Y todo aquel que invocare el nombre de Jehová será salvo; porque en el monte de Sión y en Jerusalén habrá salvación, como ha dicho Jehová, y entre el remanente al cual él habrá llamado. Joel 2:32
Martín Lutero pasó los primeros años de su vida obsesionado porque no estaba seguro de su salvación.
Se encerró en la oscuridad de una celda monástica, donde castigaba su cuerpo y su alma con ayunos y azotes con el propósito de ganar el favor de Dios.
No hubo sacrificio ni práctica ascética que no estuviera puesto a realizar, con tal de obtener la bendita seguridad de su salvación. Él mismo dijo: «No rehuía sacrificio alguno con tal de llegar a poseer un corazón limpio que mereciese la aprobación de Dios».
Es especialmente significativa su experiencia cuando visitó la ciudad de Roma por primera vez. Grandes esperanzas llenaban su corazón al visitar el centro de la cristiandad. Cuando vislumbró todavía desde muy lejos la ciudad, cayó de rodillas, y exclamó: «!Salve, Roma santa!»
Poco antes, un decreto papal había prometido indulgencia a todo aquel que subiese de rodillas "la escalera de Pilato". La tradición decía que los ángeles la habían transportado desde Jerusalén hasta Roma.
«Mientras subía devotamente aquellas gradas, recordó de pronto estas palabras que como trueno repercutieron en su corazón: "El justo vivirá por la fe" (Rom. 1:17). Púsose de pronto de pie y huyó de aquel lugar sintiendo vergüenza y horror» (ibíd., p. 134).
Pero un día, mientras leía la Epístola a los Romanos, Lutero se dio cuenta de que no podía ganar su salvación. La Biblia dice que la salvación se recibe, que no se puede ganar. Esos versículos de la Escritura libertaron a Lutero. Cambiaron totalmente su opinión de que sus obras lo hacían merecedor de la gracia de Dios. Reconoció que Jesucristo ya había hecho todo lo que había que hacer para su salvación.
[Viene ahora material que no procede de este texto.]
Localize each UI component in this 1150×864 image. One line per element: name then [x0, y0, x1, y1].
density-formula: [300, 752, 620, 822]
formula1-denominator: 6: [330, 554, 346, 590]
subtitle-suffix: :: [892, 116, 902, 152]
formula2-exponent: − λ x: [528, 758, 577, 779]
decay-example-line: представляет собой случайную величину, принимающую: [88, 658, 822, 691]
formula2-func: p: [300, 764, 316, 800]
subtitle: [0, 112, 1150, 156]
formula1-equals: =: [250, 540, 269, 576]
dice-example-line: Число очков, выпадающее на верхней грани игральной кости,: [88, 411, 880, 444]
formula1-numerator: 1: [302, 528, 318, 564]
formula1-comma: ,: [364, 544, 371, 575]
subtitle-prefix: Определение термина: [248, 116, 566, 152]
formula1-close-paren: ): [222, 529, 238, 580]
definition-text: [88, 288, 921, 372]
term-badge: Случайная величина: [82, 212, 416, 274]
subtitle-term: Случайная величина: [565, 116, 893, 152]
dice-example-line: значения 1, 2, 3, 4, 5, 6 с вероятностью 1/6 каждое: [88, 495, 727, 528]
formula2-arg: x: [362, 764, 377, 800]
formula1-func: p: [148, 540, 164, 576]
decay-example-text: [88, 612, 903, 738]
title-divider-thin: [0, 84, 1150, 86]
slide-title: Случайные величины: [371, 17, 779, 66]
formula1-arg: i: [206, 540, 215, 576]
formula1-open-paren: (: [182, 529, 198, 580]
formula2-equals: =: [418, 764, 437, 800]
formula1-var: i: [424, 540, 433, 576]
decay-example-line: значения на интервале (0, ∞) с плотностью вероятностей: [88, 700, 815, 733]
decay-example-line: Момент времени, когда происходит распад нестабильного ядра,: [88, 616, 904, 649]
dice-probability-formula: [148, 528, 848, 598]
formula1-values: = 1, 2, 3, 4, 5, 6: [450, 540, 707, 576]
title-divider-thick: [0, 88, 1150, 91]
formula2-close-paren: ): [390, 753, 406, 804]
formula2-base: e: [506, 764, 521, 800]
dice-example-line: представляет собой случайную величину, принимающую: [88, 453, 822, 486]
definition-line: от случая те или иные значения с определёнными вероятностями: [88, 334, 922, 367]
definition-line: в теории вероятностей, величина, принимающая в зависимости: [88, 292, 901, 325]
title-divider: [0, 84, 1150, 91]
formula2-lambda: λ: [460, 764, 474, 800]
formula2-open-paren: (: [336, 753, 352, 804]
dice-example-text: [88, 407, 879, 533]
Lo que tenía qué hacer era recibir por fe lo que Jesús había hecho, puesto que el Señor había pagado la deuda de sus pecados en la cruz.
Todos nosotros, al igual que Lutero, experimentamos momentos de incertidumbre en cuanto a nuestra salvación. A veces sentimos que estamos perdidos, que Dios se ha cansado de nosotros y que no somos aceptados por él. Cuando nos sentimos hundidos por el peso enorme de nuestros fracasos, o cuando estamos simplemente desanimados, debemos recordar que nuestros fracasos no han terminado con nuestra salvación en Cristo.
Recordemos que hoy, como el día en que creímos por primera vez, solamente «aquel que invocare el nombre de Jehová será salvo». Invoquemos el nombre de Jesús hoy.